Atualmente, a Defesa Civil de Rio Branco conta com equipes capacitadas, logística de resposta rápida, estrutura adequada e foco permanente na prevenção e no monitoramento de riscos, o que tem garantido maior eficiência no atendimento à população em momentos de emergência.
“Eu senti na pele o que é a função da Defesa Civil e procurei organizar o que praticamente não existia em Rio Branco”, afirmou o prefeito. (Foto: Marcos Araújo/Secom)
O principal indicador desse trabalho é a preservação de vidas. Mesmo diante de eventos climáticos severos e enchentes históricas registradas nos últimos anos, Rio Branco mantém um dado expressivo em comparação a outros centros urbanos do país: zero óbitos decorrentes de desastres naturais.
“Estou muito feliz de ver um grupo de pessoas comprometidas em salvar vidas. Em qualquer lugar do Brasil, eventos dessa magnitude costumam registrar óbitos, mas aqui não tivemos nenhum. Isso é fruto de uma Defesa Civil preparada e que trabalha com foco na prevenção”, ressaltou o prefeito.
Integração e Reconhecimento Nacional
De acordo com o coordenador municipal da Defesa Civil, Cláudio Falcão, a atuação integrada da gestão municipal foi determinante para garantir o atendimento às famílias atingidas pelas enchentes, incluindo o acolhimento daquelas que precisaram ser encaminhadas para o abrigo público instalado pela Prefeitura de Rio Branco.
Segundo o coordenador da Defesa Civil, Cláudio Falcão, a ação conjunta da Prefeitura foi essencial para garantir o atendimento e o acolhimento das famílias afetadas pelas enchentes. (Foto: Marcos Araújo/Secom)
“Defesa Civil é fundamental.
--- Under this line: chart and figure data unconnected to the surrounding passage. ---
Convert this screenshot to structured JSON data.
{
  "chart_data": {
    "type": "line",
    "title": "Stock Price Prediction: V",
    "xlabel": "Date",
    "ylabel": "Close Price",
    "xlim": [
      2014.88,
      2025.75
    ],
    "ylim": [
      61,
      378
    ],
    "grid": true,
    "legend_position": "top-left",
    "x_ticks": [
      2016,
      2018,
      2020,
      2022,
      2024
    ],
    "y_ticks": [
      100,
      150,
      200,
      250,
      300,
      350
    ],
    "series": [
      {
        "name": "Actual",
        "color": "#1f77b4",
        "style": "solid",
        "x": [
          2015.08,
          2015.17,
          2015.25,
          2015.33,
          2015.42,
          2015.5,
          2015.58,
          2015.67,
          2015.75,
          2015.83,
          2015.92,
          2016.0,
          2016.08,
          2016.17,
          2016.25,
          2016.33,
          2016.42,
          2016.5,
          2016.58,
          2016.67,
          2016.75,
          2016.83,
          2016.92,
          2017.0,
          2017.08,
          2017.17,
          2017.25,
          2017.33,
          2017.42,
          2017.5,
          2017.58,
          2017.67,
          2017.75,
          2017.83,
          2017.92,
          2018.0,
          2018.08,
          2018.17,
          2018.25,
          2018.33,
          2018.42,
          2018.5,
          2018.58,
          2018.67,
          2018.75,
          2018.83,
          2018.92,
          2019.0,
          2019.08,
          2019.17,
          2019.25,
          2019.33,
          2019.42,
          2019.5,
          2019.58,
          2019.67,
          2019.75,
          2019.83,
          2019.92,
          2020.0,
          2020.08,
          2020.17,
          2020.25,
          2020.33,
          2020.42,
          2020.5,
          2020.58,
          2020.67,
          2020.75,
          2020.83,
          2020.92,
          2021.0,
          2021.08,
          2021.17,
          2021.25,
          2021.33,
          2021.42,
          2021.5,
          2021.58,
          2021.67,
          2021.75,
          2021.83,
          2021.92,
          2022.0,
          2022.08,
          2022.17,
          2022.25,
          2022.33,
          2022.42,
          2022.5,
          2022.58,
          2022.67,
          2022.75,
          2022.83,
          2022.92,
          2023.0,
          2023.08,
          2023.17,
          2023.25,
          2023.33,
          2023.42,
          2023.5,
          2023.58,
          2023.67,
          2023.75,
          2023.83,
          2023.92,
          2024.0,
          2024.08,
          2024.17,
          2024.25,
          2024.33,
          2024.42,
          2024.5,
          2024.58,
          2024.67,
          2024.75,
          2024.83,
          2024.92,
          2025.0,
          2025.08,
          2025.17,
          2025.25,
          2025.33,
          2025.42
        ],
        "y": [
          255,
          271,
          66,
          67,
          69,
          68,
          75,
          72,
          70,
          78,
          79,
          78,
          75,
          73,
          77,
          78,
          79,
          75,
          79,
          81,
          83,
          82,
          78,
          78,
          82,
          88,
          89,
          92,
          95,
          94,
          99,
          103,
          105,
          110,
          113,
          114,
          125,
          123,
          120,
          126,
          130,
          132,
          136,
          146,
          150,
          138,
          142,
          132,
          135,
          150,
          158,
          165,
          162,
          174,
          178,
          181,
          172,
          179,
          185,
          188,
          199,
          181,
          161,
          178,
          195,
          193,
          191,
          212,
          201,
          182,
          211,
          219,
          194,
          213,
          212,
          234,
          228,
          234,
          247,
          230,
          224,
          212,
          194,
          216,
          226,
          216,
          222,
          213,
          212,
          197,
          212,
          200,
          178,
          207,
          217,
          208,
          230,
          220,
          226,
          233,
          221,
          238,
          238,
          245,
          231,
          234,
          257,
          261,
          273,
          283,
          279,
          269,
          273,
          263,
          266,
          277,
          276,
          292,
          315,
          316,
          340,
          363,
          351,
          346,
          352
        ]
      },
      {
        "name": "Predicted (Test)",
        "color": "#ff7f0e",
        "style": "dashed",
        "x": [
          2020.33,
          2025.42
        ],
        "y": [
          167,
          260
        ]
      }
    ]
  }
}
Nenhuma prefeitura, especialmente de capital, pode funcionar sem uma Defesa Civil estruturada. Mas isso só acontece com o apoio direto do chefe do Executivo. Em Rio Branco, temos o respaldo do prefeito Tião Bocalom para avançar cada vez mais, seja com equipamentos, viaturas, estrutura física ou capacitação. A Defesa Civil do município cresceu exponencialmente nas duas gestões e hoje é referência, com reconhecimento nacional e até internacional”, destacou Falcão.
Com uma estrutura sólida e em constante aprimoramento, a Prefeitura de Rio Branco reafirma que a Defesa Civil é mais do que um órgão de resposta a emergências: é um instrumento essencial de proteção à vida e de apoio direto ao cidadão nos momentos de maior vulnerabilidade.